我在其他地方曾长篇反驳过菲尼斯对哈特的批评。 [5] 这里,我们只需要注意一个可能会被错误地理解的考量——以为该考量能够支持菲尼斯的立场。的确,所有的法理论——每一个不论关于什么的理论——都是评价性的。每一个这样的理论都要依赖于就该理论的主题来说什么是重要的、什么是不重要的判断。有关重要与不重要的判断就是评价性的判断,因此,每一个理论都是评价性的。菲尼斯所作的类似论断具有非常坚实的基础,但是,正如我们已经看到的那样,哈特是依据理论性说明的价值而不是道德价值来作出他的重要性判断的。他挑选出某些现象认为它们特别重要,是基于它们在他试图阐述的主要制度中的作用。在确认了他专注于这些现象能够最佳地实现他的理论性说明目标之后,哈特宣布:“正是基于这个原因,它们被视作法律概念中的核心要素,并在对法律之概念的阐述中占据首要的重要性。”(第17页)

因此,尽管哈特的法哲学与其他的理论一样,都受到评价性判断的支撑,但这些评价并不涉及法律或任何法律体系的道德意义。就像对量子物理学的阐释也依赖于对说明上的重要性的评价,而这一纯粹的事实并不会使得该阐述变成一种道德学说一样,哈特的法理论依赖于类似的评价的这一纯粹事实,也不会使得他的理论变成是有道德取向的。通过哈特的清算,可知对法律体系的核心事例与边缘事例的区分,以及对运行法律的官员之内在观点的核心事例与边缘事例的区分,均不具有道德含义。这一区分的核心不在于官员观点的道德正当性或者其他的道德属性,而是在于每一个法律体系恪守法治要求的程度——这些法治的要求是形式性的与程序性的,而非道德性的。治理的体系能够很好地遵守这些法治的要求,使得它们成为法律体系的核心事例,而不论这些体系在道德上是值当还是不值当。我们在第三章和第五章中还会讨论这个问题。

(三)一个表面的背离

一些哈特的批评者认为,哈特在他理论工作的关键之处放弃了严格的描述性说明的方法论立场。大多数类似的指控都是错误的,在涉及哈特所强调的法律之规范性的方面尤其如此。就像在下一章中即将看到的那样,哈特批判奥斯丁的法律模型不充分的主要原因,就是该模型完全不匹配法律制度的规范性。规范性之构成,指向的是应当成为什么或者应当发生什么。因此,如果规范性的唯一类型是道德规范性——指向道德上应当成为什么或者道德上应当发生什么,那么看上去哈特似乎会认定,法理理论的充分性在一定程度上就是一个道德属性的品质。

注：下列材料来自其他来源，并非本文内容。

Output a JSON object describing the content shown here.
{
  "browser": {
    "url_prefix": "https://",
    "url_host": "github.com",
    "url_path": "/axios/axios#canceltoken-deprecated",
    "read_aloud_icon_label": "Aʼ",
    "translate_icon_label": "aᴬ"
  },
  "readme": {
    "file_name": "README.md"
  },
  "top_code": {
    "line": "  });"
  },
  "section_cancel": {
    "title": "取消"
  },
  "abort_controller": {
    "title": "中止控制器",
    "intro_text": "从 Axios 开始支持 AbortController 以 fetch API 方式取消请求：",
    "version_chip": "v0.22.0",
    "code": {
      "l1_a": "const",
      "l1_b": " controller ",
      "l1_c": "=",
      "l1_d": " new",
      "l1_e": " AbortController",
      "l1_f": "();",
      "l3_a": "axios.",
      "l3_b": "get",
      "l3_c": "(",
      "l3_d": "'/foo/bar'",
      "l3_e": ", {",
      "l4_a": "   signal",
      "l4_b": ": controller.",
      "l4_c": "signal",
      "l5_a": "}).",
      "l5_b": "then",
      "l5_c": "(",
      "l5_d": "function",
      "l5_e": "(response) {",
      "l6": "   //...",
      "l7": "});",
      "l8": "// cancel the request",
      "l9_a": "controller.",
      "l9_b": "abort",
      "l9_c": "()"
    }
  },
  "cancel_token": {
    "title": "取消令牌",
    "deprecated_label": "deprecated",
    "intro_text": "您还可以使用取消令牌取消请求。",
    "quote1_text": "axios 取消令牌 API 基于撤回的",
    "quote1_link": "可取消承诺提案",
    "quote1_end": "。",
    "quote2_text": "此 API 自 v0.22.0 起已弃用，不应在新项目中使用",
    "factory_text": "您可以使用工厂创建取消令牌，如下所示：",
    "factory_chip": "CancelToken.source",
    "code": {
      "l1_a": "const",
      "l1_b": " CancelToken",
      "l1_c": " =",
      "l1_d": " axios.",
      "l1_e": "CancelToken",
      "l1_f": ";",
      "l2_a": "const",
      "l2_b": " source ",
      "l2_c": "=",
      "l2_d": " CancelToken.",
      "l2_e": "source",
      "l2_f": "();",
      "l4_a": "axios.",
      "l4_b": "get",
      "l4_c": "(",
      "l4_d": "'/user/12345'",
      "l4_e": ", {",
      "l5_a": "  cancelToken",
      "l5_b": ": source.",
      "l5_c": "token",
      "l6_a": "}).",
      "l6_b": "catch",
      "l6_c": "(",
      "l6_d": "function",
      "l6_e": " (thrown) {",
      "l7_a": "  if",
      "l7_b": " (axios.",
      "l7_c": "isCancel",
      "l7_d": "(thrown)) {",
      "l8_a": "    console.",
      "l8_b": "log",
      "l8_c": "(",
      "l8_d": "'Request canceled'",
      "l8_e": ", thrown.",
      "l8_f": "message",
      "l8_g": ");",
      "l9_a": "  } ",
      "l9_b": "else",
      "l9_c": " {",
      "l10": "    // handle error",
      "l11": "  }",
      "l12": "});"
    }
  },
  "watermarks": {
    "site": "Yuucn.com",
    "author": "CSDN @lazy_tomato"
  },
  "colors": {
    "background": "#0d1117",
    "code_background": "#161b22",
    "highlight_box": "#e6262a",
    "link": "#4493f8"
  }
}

但是,任何这类质疑哈特对奥斯丁之批评的观点,在两个重要的方面是有缺陷的。第一,就像第五章将强调的那样,道德规范性不是唯一的规范性类型。哈特清楚地看出,某个特定的法律体系之中,指引官员的行动与决定的规范性考量,可能主要聚焦在,甚至只是聚焦在官员自身的利益而非其他民众的利益上。只要这种可能性在某些法律体系中是一种现实,这个体系之中的制度之规范性就是审慎的而非道德的。因此,强调法律的规范性的学者就很难决然相信规范性永远是道德性的。所以,当哈特因为奥斯丁忽视了法律的规范性而指责他的理论不充分的时候,他并不是在主张奥斯丁忽视了某个内在的道德属性,继而,他也不是在说法理理论的充分性这一品质就其本质是一个道德美德。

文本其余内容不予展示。